Are you sharing more data with Google than you have to?

Are you sharing more data with Google than you have to?

Whether your concerns are privacy, security, competitive advantage, intellectual property or risk avoidance, your enterprise needs to be sharing — literally — as little data as possible with employees, contractors and third parties. As obvious as that statement is, it’s stunning how much data is unnecessarily shared with cloud providers and others.

There are two reasons for this. First, the time and effort needed to be remove data that the third party doesn’t truly need from the data that isneeded can make the ROI seem unattractive. This is especially true when executives play down the risk of anything bad happening.

As in "I’m probably safe trusting Google/Microsoft/Amazon/Rackspace, etc." Really? Even if you choose to assume that their security is stellar — it isn’t — what about competitive issues? Are you really willing to trust that they will handle your data with your best interests at heart?

The second reason is more practical: technological limitations. The way many enterprises handle data — especially data that is either created by or managed by mobile devices — makes it truly difficult to easily separate the critical from the non-essential.

Researchers at the Swiss Federal Institute of Technology in Lausanne — officially the École Polytechnique Fédérale De Lausanne (EPFL) — may have come up with a way to deal with both issues. Their approach limits what data is shared and uses an encryption approach that allows data to be crunched while still encrypted.

The approach they are proposing is designed to deal with a very limited issue: privacy and security issues involving ride-sharing services such as Uber and Lyft. But its creators see the same approach applying to a wide range of cloud, big data and other third-party services that enterprises deal with every day — when they are typically sharing far more information than they need and want to.

Italo Dacosta, an EPFL postdoctoral researcher involved in the project, cited hospitals that "in the context of personalized medicine, want to do computations on the DNA sequence" and seek a cloud firm to help with the complex number-crunching. "Patients may not be comfortable sharing the DNA sequence because it’s so sensitive," he said in a Skype interview with Computerworld.

"Homomorphic encryption patients will not have to reveal their DNA sequence at all, not even partially," Dacosta said. "The main use case for Homomorphic encryption for personalized medicine is allowing researchers/doctors from other hospitals/medical institutions to analyze genomic data without having to reveal the data to them. They only see the results of their queries and analysis."

The third parties "never see the real data but you get the results from the computations. [Third parties] don’t need to see the data (as they) can crunch the data while it’s encrypted."

The researchers are publishing their source code and full implementation details, in the hope that companies will adopt the approach.
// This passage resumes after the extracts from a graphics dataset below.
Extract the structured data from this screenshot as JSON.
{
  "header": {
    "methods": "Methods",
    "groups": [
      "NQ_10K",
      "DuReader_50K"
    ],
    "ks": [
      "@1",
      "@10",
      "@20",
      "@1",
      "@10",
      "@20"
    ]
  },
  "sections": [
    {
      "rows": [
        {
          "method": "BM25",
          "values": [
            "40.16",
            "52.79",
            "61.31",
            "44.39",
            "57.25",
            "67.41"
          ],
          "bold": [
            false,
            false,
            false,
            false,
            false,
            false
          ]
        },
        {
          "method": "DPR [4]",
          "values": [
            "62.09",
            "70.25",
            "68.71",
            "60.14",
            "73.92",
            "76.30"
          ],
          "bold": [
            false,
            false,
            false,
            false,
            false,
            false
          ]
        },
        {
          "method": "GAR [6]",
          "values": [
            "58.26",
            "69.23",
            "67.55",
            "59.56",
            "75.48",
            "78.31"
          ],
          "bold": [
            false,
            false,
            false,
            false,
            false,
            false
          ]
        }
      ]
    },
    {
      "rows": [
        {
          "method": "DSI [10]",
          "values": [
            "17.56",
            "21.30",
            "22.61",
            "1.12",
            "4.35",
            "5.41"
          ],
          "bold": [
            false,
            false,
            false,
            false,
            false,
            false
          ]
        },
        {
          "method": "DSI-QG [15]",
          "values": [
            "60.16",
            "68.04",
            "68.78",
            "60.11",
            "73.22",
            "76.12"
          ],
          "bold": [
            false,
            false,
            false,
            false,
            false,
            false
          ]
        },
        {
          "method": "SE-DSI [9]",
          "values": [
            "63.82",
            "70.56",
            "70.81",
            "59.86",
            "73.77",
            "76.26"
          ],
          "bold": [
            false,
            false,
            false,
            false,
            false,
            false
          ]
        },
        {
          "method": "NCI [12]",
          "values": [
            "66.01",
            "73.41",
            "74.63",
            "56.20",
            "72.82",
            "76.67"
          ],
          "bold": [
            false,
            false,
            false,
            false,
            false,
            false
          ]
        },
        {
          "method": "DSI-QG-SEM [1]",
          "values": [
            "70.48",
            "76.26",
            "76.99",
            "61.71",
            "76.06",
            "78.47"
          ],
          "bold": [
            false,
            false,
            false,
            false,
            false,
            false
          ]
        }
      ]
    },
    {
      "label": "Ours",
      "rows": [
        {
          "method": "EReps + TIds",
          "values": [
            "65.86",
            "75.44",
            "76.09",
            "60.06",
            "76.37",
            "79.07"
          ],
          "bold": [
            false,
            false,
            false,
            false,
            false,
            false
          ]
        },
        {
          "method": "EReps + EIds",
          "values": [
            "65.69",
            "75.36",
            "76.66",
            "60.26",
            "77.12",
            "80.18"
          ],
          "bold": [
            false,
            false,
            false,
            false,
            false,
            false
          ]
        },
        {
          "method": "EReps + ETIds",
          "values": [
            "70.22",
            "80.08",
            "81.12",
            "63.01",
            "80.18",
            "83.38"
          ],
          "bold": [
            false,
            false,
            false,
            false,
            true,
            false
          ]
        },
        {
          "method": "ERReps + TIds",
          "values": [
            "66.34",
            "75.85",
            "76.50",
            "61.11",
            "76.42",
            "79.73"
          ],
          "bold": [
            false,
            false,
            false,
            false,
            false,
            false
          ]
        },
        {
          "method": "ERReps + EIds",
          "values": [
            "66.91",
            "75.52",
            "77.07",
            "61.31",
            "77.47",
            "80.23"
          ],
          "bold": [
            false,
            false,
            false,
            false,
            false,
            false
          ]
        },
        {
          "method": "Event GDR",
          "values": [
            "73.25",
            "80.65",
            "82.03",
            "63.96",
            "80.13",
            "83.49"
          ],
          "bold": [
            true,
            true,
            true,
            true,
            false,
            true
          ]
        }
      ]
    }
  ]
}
They deliberately have avoided patenting the approach, preferring companies to use it for free, Dacosta said.

The approach, detailed in this paper, involves Somewhat-Homomorphic Encryption (SHE). (Note: Stanford University has published a short description of SHE.)

This excerpt, from that paper, gives the overview of the technical approach: "SHE cryptosystems present semantic security, i.e., it is not (computationally) possible to know if two different encryptions conceal the same plaintext. Therefore, it is possible for a party without the private key to operate on the ciphertexts produced by riders and drivers, without obtaining any information about the plaintext values. Additionally, we choose one of the most recent and efficient SHE schemes based on ideal lattices, the FV scheme. This scheme relies on the hardness of the Ring Learning with Errors (RLWE) problem.